Chlorhexidine digluconate is well known for its broad spectrum antiseptic activity (bactericidal against Gram+ and Gram− bacteria and yeasticidal) leading to a large use to prevent infections even regarding antibiotic resistant bacteria [25] . Benzalkonium chloride is a surfactant with detergent activity of the quaternary ammonium family (QACs) that is primarily bactericidal against Gram+ and is aimed to complete the action of chlorhexidine. Both active substances are cationic agents and express bactericidal activity by similar mechanisms of action: lesion of the cell wall and cytoplasmic membrane, and intracellular precipitation of proteins [26] [27] [28] [29] . Combination of chlorhexidine and QACs as benzalkonium chloride was frequently considered positive. In 2004, Cabotin et al. [16] demonstrated that the bactericidal activity of chlorhexidine (0.2%) was impaired by albumin (0.3%) but maintained when combined with benzalkonium chloride (0.5%). We recently confirmed this positive interaction when both active substances were combined in the same concentrations and ratio than those tested by Cabotin et al. [30] .
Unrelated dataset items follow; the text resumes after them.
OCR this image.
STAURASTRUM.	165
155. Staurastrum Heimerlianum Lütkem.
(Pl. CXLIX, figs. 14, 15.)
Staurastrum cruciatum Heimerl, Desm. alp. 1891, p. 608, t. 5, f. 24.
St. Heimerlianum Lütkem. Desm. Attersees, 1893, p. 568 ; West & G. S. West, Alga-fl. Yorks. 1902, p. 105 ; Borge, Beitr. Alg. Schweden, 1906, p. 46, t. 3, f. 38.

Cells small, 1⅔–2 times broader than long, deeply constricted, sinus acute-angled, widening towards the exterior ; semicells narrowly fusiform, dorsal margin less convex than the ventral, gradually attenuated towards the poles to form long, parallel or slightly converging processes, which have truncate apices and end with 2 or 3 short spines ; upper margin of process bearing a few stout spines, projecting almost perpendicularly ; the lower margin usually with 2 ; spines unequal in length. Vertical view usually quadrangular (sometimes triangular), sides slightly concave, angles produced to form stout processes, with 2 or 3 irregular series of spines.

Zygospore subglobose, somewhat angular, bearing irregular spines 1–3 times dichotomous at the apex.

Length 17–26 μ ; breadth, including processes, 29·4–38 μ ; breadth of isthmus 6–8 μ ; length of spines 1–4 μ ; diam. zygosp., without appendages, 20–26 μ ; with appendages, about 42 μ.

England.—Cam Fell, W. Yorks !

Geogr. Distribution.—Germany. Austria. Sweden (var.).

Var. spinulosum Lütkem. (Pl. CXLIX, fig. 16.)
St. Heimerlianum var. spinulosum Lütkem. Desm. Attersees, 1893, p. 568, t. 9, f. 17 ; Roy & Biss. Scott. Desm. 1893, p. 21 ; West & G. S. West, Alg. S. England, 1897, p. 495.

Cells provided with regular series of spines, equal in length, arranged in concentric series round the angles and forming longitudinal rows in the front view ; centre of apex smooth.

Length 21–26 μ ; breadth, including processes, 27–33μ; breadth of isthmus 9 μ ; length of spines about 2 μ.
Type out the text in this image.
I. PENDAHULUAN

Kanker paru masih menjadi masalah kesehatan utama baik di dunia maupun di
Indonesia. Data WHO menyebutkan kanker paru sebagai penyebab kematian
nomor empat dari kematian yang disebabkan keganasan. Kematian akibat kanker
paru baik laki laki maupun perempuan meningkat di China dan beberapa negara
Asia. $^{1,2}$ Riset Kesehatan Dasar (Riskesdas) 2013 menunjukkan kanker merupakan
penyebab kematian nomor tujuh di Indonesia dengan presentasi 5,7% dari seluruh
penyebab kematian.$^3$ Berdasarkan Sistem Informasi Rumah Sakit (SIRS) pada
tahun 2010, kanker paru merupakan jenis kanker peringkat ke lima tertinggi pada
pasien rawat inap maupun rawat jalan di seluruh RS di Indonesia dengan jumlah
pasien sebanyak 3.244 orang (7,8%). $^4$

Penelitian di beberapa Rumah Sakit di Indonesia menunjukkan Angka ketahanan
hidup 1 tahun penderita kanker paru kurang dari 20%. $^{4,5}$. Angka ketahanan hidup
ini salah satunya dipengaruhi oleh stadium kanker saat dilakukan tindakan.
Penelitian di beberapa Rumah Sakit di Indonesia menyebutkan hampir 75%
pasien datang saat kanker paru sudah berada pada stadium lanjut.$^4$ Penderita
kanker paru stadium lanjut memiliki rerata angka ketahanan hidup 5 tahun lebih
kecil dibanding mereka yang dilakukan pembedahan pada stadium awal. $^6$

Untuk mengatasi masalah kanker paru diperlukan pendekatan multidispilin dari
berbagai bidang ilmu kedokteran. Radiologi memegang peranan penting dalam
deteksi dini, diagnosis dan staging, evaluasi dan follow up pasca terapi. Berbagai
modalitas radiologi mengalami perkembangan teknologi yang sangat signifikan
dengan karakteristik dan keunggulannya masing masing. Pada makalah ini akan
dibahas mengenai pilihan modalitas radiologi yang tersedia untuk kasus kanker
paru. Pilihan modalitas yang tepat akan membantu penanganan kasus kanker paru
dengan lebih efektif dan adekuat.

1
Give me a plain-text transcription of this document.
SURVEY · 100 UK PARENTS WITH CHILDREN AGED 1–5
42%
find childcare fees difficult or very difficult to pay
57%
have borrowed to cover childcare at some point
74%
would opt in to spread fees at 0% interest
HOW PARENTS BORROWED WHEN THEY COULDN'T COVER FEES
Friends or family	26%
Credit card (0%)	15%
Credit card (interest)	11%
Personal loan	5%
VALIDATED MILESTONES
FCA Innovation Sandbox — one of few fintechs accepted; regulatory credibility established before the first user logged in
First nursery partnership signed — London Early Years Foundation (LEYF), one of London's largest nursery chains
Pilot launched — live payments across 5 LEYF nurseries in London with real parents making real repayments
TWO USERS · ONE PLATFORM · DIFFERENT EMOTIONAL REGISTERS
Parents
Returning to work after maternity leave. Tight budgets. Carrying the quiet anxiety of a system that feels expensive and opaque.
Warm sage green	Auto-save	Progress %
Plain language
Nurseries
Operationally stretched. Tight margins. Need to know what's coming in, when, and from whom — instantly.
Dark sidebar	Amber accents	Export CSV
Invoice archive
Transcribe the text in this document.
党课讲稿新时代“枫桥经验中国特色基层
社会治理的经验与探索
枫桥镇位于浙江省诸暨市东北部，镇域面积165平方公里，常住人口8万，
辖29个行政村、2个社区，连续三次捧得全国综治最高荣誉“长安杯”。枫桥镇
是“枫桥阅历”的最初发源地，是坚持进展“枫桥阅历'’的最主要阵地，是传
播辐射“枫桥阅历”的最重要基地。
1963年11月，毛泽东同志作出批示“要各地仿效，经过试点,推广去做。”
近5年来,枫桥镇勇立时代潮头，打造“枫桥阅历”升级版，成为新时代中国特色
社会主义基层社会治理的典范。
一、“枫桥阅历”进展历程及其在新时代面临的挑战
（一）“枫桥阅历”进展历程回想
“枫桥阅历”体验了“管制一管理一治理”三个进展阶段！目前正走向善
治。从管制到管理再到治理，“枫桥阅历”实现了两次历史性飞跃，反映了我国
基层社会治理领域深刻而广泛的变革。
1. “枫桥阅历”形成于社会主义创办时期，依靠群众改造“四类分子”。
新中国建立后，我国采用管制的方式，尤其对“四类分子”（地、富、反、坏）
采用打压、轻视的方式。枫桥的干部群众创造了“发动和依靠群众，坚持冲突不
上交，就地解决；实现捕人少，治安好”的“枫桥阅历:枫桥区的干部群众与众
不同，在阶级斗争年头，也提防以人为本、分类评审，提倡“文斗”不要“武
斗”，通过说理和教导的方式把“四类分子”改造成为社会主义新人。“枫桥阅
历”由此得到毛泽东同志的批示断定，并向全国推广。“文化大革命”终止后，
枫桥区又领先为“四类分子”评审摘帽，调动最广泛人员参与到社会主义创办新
Here we demonstrated that chlorhexidine alone at 0.5% (w/v) presented the same or slightly higher level of antiseptic activity than a solution of chlorhexidine at a concentration 2 times lower but in combination with a very low concentration of benzalkonium chloride 0.025% (w/v) and benzylic alcohol (4%). Those results underlined the importance of the formulation and its final validation regarding interactions expected between active substances, objectives and uses. Currently, many questions are under light regarding benzalkonium chloride, a detergent and preservative found frequently in health care and household products, as an irritant and sensitizer [31] [32] . Wentworth [31] noted a progressive increase from 2001 through 2005 and 2006 through 2010 in the rate of allergic patch test results to benzalkonium chloride at the Mayo Clinic which classes this molecule among the top 10 most frequent allergens in their standard. In the same time, Isaac [32] evaluated benzalkonium chloride as an allergen (patch test) on patients with suspected allergic contact dermatitis. The prevalence of positive reaction in the tested population led the authors to recommend precautions for patients with compromised skin barriers. Most of all these studies underlined the need of a discriminate and proportionate use of molecules with antimicrobial properties as benzalkonium chloride and other AQCs to avoid potential cross-reactions.
5. Conclusion
In conclusion, this study demonstrated the efficient bactericidal and yeasticidal activity of aqueous solutions containing chlorhexidine digluconate either alone at a concentration of 0.5% (w/v) or at a concentration of 0.25% (w/v) when combined with benzalkonium chloride at 0.025% (w/v) and benzylic alcohol 4%. Regarding the respective formulations, indications and uses have to be considered carefully taking into account the interests and risks for each active substance.
Acknowledgements
This project was supported by Pierre Fabre Dermatologie.